Der Erfolg der Cloud beruht unter anderem auf ihrem Potenzial für Kostenreduzierung, Kontinuität und Innovation. Inwieweit ist der Kanton bereit, auf einige dieser Vorteile zu verzichten, um mehr Souveränität zu erlangen?
Ich bin nicht von den Einsparungen durch die Cloud überzeugt, wenn man alle Kosten berücksichtigt - insbesondere die Kosten, die entstehen, wenn man die Cloud verlässt. Was die Kontinuität und Verfügbarkeit betrifft, so sprechen wir von einer Verwaltung, die nicht dieselben Bedürfnisse hat wie ein multinationales Unternehmen, das auf allen Kontinenten vertreten ist. Nun ja, wenn es um Innovation geht, kann es vorkommen, dass wir diesen oder jenen Dienst nutzen möchten, der von einem anderen Land aus angeboten wird - dann müssen wir abwägen. Ganz allgemein glaube ich, dass viele der Vorteile der Cloud in Wirklichkeit falsche Bedürfnisse sind, die von den grossen Anbietern aus dem Nichts geschaffen wurden. Wir dürfen uns nicht einfach auf dieses Terrain führen lassen und unsere Verpflichtungen vernachlässigen, wenn man etwa an das Datenschutzgesetz oder das Amtsgeheimnis denkt.
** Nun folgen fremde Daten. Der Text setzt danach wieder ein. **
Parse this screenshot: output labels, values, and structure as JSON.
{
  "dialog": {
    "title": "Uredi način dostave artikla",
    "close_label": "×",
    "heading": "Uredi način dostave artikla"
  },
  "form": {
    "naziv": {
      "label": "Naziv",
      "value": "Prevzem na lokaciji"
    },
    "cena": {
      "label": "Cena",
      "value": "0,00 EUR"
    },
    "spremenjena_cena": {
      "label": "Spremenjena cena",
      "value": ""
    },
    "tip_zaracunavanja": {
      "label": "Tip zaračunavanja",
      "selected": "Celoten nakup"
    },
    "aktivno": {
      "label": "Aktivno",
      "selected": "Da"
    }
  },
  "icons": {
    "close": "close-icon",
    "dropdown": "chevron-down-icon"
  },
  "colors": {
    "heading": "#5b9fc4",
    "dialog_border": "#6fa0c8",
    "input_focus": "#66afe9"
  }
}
Das Thema Souveränität gewinnt auch in anderen Ländern an Bedeutung. Glauben Sie, dass sich die Cloud-Giganten an diese neue Situation anpassen werden?
Ich denke, es ist wichtig, starke und klare Signale zu geben, was akzeptabel ist und was nicht. Ich glaube nicht, dass ich die grossen Anbieter zum Einlenken bewegen kann, aber wir sehen, dass sich die Fronten bewegen. Während man anfangs mit einem nur aus den USA angebotenen Dienst gewissermassen vor vollendete Tatsachen gestellt wurde, haben die Vorschriften dazu geführt, dass die grossen Anbieter ihre Dienste nun auch aus Europa und sogar aus der Schweiz anbieten. Man sieht auch in Deutschland, dass eine dieser Gesellschaften eine Einheit mit einem lokalen Anbieter gründet. Es geht also darum, nicht aufzugeben, zu signalisieren, dass uns rechtliche Aspekte und die Souveränität wichtig sind, und zu zeigen, dass wir bereit sind, zusammenzuarbeiten, aber zu akzeptablen Bedingungen.